In today’s announcement, Wallenda noted Chicago is called the Windy City and “there’s nothing like doing this during winter in Chicago.” In June 2013, 13 million viewers watched Wallenda slowly walk a wire across the Colorado River Gorge for Discovery. Geist and Morales were supposed to talk with a miked Wallenda that day as he made his walk, but it didn’t happen so much — Nik was too busy praying out loud, owing to winds that were stronger than anticipated.
Related: Discovery Channel To Turn Scuttled Everest Jump Footage Into Documentary About Deadly Avalanche
Once again in an announcement about a Nik Wallenda walk, Discovery noted his great-grandfather Karl Wallenda died after falling from a tightrope in Puerto Rico in 1978. Nice touch.

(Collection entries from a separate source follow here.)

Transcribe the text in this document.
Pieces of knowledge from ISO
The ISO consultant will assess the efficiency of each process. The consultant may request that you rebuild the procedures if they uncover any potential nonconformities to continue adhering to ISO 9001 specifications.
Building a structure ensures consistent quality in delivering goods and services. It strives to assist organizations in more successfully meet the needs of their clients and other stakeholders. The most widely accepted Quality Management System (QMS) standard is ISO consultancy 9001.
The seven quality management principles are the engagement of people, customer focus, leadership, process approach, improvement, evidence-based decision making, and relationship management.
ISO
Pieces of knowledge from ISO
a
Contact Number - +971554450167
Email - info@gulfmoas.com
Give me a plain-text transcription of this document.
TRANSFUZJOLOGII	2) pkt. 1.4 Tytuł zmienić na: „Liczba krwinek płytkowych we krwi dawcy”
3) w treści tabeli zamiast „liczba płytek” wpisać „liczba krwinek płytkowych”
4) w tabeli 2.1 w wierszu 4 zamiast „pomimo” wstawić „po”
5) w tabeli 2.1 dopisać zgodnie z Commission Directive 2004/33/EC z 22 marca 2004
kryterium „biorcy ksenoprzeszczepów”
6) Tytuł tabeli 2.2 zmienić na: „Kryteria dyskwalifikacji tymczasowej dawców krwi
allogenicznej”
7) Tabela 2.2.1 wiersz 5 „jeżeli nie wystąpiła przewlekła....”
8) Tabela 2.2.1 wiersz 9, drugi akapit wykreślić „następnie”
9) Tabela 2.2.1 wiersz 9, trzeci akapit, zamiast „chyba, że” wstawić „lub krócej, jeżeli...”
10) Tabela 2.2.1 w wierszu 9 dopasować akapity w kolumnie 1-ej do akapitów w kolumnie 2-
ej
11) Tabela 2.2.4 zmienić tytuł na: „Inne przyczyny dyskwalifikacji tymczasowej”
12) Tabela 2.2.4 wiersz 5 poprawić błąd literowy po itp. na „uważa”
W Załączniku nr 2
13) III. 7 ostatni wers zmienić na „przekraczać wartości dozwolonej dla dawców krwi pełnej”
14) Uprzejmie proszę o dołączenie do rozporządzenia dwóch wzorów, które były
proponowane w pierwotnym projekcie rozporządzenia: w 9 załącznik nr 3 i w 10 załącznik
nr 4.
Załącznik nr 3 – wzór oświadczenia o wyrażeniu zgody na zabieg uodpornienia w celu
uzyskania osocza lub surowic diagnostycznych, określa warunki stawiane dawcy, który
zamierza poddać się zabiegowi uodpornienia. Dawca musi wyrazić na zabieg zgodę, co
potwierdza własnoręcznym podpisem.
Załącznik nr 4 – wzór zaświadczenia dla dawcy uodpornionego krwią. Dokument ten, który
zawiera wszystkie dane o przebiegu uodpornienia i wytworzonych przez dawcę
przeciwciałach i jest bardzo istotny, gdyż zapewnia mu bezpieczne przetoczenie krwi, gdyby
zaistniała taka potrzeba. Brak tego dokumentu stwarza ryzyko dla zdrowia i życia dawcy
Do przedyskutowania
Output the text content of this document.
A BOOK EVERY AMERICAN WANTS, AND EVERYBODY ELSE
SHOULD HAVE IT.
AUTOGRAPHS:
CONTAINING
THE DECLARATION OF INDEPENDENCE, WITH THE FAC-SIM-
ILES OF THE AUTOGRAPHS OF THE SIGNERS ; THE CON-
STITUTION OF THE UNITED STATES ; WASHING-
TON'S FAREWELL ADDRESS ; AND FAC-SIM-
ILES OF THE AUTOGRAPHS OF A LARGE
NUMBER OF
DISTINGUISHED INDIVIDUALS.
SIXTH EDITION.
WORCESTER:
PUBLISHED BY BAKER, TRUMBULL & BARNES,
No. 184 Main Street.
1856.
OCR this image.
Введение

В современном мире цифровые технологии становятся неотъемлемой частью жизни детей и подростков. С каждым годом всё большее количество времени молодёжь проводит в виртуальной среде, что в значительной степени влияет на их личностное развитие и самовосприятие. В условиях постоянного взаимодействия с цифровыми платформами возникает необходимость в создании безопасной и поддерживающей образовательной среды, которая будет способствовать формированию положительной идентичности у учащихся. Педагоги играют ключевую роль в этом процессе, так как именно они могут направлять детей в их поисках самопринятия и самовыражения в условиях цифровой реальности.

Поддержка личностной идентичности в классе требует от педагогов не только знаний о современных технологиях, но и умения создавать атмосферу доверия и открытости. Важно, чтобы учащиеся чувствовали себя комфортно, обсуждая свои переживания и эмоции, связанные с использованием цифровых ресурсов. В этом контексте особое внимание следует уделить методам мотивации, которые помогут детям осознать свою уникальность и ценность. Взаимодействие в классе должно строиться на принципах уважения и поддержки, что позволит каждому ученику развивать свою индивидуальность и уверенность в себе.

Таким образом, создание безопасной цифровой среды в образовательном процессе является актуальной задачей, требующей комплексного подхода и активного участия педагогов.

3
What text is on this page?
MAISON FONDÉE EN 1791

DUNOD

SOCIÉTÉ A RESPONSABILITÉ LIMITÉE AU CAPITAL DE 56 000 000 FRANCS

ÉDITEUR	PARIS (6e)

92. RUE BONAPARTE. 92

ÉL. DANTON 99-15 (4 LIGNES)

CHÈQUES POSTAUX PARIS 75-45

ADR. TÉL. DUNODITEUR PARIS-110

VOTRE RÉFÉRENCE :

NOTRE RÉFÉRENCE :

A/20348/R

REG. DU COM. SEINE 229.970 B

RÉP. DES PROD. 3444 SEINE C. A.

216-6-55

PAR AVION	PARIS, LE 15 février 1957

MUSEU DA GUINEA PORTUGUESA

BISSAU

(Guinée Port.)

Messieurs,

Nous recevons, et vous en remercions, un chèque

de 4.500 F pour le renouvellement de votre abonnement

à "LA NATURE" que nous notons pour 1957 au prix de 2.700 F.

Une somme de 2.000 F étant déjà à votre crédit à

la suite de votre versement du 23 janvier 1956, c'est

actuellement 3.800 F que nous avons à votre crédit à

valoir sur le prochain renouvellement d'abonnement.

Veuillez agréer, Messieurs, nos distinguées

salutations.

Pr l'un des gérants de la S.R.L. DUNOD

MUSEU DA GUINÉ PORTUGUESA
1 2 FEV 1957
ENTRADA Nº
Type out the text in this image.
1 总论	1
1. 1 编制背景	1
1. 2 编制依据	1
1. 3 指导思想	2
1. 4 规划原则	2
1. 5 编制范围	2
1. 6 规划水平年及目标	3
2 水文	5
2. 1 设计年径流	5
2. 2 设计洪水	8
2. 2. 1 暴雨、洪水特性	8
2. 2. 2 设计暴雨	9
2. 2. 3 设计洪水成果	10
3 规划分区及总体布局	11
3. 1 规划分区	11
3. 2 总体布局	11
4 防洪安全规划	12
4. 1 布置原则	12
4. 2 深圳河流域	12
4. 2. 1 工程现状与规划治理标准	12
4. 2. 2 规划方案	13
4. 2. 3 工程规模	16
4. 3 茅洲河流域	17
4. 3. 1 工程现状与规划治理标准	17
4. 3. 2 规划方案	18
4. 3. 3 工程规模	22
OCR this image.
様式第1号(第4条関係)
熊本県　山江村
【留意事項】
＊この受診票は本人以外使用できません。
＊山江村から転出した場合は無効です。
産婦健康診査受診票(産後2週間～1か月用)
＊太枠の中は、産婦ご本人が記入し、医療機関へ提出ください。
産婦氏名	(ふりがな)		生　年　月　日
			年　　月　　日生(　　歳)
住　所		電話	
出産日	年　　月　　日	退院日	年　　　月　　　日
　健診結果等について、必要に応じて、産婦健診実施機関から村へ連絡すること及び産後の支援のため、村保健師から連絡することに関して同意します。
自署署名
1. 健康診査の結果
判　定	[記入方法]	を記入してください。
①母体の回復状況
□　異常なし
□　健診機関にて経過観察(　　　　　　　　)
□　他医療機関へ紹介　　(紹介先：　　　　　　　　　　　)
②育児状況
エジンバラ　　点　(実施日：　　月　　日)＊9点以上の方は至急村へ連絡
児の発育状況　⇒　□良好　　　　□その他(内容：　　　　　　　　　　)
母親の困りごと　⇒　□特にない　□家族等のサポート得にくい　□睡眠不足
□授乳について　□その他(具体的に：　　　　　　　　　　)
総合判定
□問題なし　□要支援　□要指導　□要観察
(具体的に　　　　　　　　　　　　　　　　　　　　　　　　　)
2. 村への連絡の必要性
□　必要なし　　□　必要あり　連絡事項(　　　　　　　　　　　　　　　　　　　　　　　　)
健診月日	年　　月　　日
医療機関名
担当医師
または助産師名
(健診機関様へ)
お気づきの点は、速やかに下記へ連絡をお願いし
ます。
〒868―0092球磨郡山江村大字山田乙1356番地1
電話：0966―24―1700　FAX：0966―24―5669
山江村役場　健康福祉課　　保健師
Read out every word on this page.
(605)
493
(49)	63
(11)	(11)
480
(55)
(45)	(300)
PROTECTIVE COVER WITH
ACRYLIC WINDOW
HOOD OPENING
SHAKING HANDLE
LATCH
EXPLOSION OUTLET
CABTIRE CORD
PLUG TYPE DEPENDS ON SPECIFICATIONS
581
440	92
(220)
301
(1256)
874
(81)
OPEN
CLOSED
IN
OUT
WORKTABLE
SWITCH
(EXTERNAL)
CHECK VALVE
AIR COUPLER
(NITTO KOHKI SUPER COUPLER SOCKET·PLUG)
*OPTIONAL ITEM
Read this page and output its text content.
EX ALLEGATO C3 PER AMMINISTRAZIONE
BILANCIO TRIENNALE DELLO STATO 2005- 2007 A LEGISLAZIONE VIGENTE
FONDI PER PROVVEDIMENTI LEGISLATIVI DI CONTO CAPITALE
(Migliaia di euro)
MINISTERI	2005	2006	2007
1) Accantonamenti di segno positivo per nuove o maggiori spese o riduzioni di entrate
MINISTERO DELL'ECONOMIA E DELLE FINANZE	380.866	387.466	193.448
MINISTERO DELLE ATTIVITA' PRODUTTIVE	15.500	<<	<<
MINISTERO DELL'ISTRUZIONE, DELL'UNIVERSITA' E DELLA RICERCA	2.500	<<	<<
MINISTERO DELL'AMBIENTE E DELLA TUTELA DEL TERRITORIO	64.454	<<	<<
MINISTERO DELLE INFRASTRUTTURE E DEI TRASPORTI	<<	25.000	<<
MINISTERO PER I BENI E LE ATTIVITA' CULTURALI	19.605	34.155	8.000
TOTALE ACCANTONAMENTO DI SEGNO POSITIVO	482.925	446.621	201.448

Related: Fox Not Going Forward With ‘Jump Of The Century’ Live Special
Discovery hasn’t had much luck with death-defying TV stunts of late. In April, the network scrapped its much-ballyhooed live Mount Everest jump after a weekend avalanche there killed 13. The network instead announced it would take the footage it had and turn it into a special documenting the disaster. In much the same way the Naudet brothers happened to be at the World Trade Center towers the morning of September 11, 2001, filming a documentary about members of Lower Manhattan’s Engine 7, Ladder 1 firehouse, and wound up instead producing the docu 9/11, so too were camera crews for the Discovery Channel jump at Everest at the time of the single deadliest incident in the history of the world’s tallest peak. NBC News’ Peacock Productions crews, which were to have produced the live jump, were at base camp at the time of the avalanche. Crews had been shooting footage in advance of Discovery’s planned five nights of live programs culminating in what was to have been Joby Ogwyn’s May jump. Ogwyn and his team instead got involved in recovering bodies from the mountain. According to Discovery, the Everest Jump Live project had two expedition teams. One was responsible for the camera and production team, which had hired some of the 13 Sherpas killed in the avalanche. The other team was Ogwyn’s, who had been to Everest many times and selected Sherpa guides with whom he had worked in the past; they too were among the fatalities.